Une fois assurée que ce ne soit point le cas Bird fit volte-face, traversant rapidement les lieux, sourde à toute autre chose que son objectif. Elle ne voulait plus perdre une seconde, elle pourrait bien contempler l’endroit plus tard. Il y avait plus important... Quand elle arriva dans la salle, son corps marqua un temps d’arrêt, ses yeux bleus fixés sur la seule chose qui méritait de retenir son attention pour l’instant. La Reine. Grandiose et d’une élégance sombre, à l’image de sa demeure, elle patientait assise du haut de son trône. Bird sentit son cœur faire plusieurs loopings et des pulsions assez enfantines l’animer, mais elle se retint. Ce n’était pas le moment de partir dans un trip conte de fées.

La jeune femme inspira profondément, puis s’avança. Calme, élégante, elle survola l’espace qui les séparait, gravit les quelques marches, puis se pencha. Ses doigts saisirent les griffes, faisant fi de leur tranchant, tâtonnant un instant pour trouver la bonne prise. Ses lèvres frôlèrent tout juste la peau, petit baiser papillon plus léger que l’air, avant que déjà, son corps ne se relève à moitié. Leurs mains toujours liées, sa révérence toujours présente, Bird riva son regard aux orbes d’émeraudes.

▬ Ouah, vot’majesté, z’avez une sacrée paire de... Bluaaaargggh.

Bird avait réagi instantanément, et avait saisi avec rudesse le pinceau pour écraser ce qui lui tenait lieu de visage contre le sol. Une fois. Deux fois. Levant et abattant l’impudent autant de fois que cela fut nécessaire pour qu’il se taise et ne puisse plus marmonner qu’une bouillie indicible et presque inaudible. L’air de rien, elle balança ce dernier dans un coin sombre, à l’abri de tout regard, puis revint près de la Reine, reprenant l’exacte même position, comme si rien ne s’était passé.
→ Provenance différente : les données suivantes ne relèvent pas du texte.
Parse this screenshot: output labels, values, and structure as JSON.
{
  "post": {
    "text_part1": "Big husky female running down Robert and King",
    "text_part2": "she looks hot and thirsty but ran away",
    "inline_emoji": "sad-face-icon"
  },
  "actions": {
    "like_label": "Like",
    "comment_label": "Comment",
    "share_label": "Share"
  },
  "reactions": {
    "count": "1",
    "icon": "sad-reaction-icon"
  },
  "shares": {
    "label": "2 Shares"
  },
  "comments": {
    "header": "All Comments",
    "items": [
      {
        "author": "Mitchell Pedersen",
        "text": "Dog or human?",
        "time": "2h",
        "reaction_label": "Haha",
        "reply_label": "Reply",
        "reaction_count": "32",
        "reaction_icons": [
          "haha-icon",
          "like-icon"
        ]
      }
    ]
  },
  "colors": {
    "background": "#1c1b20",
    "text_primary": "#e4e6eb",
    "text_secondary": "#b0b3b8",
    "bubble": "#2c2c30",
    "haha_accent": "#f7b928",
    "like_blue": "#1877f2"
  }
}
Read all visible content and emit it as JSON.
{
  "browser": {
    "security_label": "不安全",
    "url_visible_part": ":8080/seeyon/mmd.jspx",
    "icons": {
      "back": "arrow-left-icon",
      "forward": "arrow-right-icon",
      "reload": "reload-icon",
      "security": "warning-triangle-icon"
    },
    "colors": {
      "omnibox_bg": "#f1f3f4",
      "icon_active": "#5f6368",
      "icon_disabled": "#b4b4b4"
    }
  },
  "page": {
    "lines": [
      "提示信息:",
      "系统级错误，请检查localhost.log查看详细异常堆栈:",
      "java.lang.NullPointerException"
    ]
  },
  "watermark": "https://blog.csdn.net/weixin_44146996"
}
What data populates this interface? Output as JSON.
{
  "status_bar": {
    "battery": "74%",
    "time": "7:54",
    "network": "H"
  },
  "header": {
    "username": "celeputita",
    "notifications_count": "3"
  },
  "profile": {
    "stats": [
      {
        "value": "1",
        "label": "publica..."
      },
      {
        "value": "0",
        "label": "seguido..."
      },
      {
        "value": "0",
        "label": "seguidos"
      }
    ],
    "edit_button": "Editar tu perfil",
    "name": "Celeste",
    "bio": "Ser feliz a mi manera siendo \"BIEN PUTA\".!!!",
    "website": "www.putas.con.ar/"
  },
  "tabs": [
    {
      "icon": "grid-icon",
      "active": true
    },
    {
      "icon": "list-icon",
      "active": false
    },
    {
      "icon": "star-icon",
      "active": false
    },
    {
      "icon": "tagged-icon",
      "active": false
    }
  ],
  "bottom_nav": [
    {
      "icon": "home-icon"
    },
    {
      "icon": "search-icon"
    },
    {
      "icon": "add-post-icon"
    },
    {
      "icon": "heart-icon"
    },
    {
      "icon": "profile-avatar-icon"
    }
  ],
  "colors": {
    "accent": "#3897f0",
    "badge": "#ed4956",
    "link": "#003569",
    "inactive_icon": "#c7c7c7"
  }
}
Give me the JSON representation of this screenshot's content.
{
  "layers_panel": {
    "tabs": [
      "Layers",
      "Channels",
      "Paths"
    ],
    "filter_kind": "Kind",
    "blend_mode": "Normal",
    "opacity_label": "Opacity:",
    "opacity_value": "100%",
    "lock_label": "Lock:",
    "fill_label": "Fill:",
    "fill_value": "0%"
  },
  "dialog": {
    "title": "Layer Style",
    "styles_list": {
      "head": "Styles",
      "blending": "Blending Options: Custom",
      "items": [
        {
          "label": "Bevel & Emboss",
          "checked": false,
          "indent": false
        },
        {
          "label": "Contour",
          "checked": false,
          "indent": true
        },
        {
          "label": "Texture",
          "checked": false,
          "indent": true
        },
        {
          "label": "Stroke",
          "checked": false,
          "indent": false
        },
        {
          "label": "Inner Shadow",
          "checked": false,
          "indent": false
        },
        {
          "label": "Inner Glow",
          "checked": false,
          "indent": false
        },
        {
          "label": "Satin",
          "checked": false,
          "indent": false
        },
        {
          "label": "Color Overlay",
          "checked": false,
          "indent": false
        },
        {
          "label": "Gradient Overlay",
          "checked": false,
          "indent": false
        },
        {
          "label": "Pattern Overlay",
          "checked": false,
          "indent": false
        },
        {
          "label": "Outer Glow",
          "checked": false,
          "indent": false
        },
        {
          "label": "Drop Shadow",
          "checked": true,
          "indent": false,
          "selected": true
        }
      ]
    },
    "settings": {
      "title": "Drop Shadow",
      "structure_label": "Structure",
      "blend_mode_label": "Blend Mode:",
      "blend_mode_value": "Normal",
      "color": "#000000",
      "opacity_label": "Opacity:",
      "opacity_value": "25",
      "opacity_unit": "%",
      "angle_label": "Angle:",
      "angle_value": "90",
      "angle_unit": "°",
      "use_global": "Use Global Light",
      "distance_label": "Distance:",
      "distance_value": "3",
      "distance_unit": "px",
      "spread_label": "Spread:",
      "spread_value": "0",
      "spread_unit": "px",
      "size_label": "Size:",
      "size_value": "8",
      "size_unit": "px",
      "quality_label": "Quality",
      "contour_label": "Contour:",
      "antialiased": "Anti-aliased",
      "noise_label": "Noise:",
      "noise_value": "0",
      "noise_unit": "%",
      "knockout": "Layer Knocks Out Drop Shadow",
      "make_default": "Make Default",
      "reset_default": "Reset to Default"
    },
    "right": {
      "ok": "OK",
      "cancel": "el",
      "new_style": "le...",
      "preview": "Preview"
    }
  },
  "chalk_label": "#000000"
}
▬ Toutes mes excuses pour cet intermède fâcheux, il semblerait qu’un rat désagréable ait perdu l’espace d’un instant, tout sens commun quant à sa place dans l’univers.

Bird ferma les yeux. Se pencha une nouvelle fois, initiant un nouveau baise-main, sans pour autant poser ses lèvres, n’en restant qu’à quelques fins millimètres, elle murmura.

▬ Si votre Sombre Grâce peut encore supporter la vue de mon visage, qu’elle n’hésite pas, si je peux exaucer le moindre de ses désirs, ce serait avec un immense honneur que je m’exécuterais sur-le-champ. Sur ce, je me retire, en vous souhaitant une exquise soirée.

Léger sourire distingué. Ce dont je ne doute pas, semblait-il dire, puisque qu’elle est organisée par nul autre que vous-même, il ne saurait en être autrement. Sur ces mots muets, Bird inclina légèrement son visage, et se releva, descendant déjà les marches de l’estrade pour laisser tout loisir à la Reine de contempler sa salle de bal et ses invités qui ne sauraient tarder. Visiblement, Bird était la première, et tandis qu’elle posait son pied sur la dernière marche, elle en ressentit un vif contentement. Et ce malgré sa main qui saignait légèrement, pressée contre sa poitrine, pour que la noble dame ne le voit pas, la peau s’étant déchiré quand elle avait glissé le long des griffes. La douleur n’était rien. La Reine saluerait probablement bien d’autres personnes ce soir, mais elle avait été la première à lui faire ses hommages. Cela occultait tout. Cette bulle avait bien fait son travail, finalement.

Fufufu~♫
Petite Note:
Pardon, j'ai été un peu trop... inspiré. Promis, ce sera plus court la prochaine fois. NE FUYEZ PAS.
et heu. bird semble quelque peu diabolique là. diantre.